Jacob had moved in with his father and step-mother. John had helped him find a job on a ranch. Jacob seemed to be doing well when one day he became upset about news of his father’s health problems and took off on an ATV owned by the ranch where he was working. Sanpete Search and Rescue looked for him for two weeks. Fliers containing his photo went up throughout the county.
Ultimately, his siblings organized a private search. Volunteers found the ATV on the east slope of the west mountains and found his body nearby. The death triggered shock and an outpouring of sympathy from throughout the county.
John said he dealt with the loss on top of his health problems with a mind-over-matter approach.
“You don’t always have control of what happens to you, but you have control over how you respond. You can be angry at God, angry at lots of things, or you can look at everything and find something good in it,” he said.
In January of 2020, John had a heart attack after a funeral in Provo. In the months that followed, he learned he had Acute Respiratory Distress Syndrome, a disease that kills 95 percent of patients.
“I’ve learned to love the nurses, the caregivers. They take such good care of people,” he said. He joked about how with so few survivors, they have done well to manage his condition with “not a lot of experience with the life after” ARDS.
He also contracted Pulmonary Arterial Hypertension this year. Even in St. George, where he is moving to be able to breathe more easily, he is still on oxygen most of the time.
“It’s a miracle, things now even compared to what I was a couple months ago,” he said. “By doing everything I can to get better, it feels as though the Heavenly Father is able to cover the rest of the road.”
He said he decided he needed to move in August. He realized the severity of the difficulty he has breathing in Sanpete County altitude while on a camping trip. By comparison, he said he barely needed breathing support on a recent visit to Disneyland.
During his final meeting on Wednesday, Nov. 4 after living in St. George for two weeks, he told the town council “it does make a difference in my life” to live and breathe there.
His final act as mayor that night, typifying his commitment to public service, was to plan a pandemic-friendly way for Santa to visit all the families in Mayfield this year, a tradition that has gone on for decades.
He said aside from leaving the place he calls home, he also regrets that he cannot beat his father’s record for terms spent as mayor.
Going forward, John and Julie will look forward to seeing their 21 grandchildren, as well as another on the way for Hanna.
John and Julie live near the Virgin River on the outskirts of town in a “quiet, small, community-minded area.”
John plans to stay in the loop with Mayfield and the council and to keep his position on the Board of Utah Cities and Towns to give voice to rural communities there.
He says although he has to make sacrifices, he has learned to be happy regardless.
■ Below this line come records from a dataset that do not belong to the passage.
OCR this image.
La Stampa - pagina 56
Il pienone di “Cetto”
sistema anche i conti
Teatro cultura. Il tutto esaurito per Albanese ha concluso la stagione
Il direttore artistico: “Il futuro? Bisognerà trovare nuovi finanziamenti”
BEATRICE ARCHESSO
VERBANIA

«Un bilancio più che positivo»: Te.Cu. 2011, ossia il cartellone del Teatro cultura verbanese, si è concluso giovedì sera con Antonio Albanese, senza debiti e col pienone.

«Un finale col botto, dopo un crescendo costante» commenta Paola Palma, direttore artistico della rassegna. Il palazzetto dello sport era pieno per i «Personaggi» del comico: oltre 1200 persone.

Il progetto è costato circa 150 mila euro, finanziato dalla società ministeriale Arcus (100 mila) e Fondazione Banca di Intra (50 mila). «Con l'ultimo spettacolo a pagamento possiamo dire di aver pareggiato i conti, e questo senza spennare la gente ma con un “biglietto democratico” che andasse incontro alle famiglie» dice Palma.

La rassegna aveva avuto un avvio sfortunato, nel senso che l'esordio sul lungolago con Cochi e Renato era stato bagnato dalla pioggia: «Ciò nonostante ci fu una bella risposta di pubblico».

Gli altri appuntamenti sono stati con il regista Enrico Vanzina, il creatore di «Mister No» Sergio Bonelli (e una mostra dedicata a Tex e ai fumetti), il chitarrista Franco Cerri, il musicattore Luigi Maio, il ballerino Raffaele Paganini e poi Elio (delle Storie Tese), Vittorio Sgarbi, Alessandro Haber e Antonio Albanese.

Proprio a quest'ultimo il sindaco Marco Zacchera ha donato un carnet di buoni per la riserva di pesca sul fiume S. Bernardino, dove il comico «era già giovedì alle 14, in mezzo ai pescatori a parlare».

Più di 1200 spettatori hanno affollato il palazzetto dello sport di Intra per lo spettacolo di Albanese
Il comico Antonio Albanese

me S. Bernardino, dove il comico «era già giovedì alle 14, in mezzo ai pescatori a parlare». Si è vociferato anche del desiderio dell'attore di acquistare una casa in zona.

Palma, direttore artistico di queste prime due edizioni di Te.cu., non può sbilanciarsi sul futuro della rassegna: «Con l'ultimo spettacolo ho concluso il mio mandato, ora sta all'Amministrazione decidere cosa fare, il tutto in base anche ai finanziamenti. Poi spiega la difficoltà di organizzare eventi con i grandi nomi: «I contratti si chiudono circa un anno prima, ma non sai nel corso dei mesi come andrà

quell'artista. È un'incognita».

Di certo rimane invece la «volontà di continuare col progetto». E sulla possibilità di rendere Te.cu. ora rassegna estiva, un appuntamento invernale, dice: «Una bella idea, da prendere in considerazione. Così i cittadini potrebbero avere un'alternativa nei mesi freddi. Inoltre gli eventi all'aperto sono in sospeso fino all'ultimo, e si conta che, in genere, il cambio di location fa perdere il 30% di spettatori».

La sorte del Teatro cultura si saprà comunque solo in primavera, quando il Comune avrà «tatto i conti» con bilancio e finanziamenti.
He compares his experiences to Carol Lynn Pearson’s “Trial Number Five,” in which a woman is presented with the” trial” she fears most, gift-wrapped. The final stanza of the poem reads:
“Sent with love from / Those whose assignment it is / To make sure you know / That you can go / Through trials one, two, / Three, four, ninety-nine, / Or five- / And, incredibly, / Come out alive.”
“I know we only get blessings, part of that is we have to do what we can to make things happen,” he said, reflecting the bitter sweetness of moving to St. George.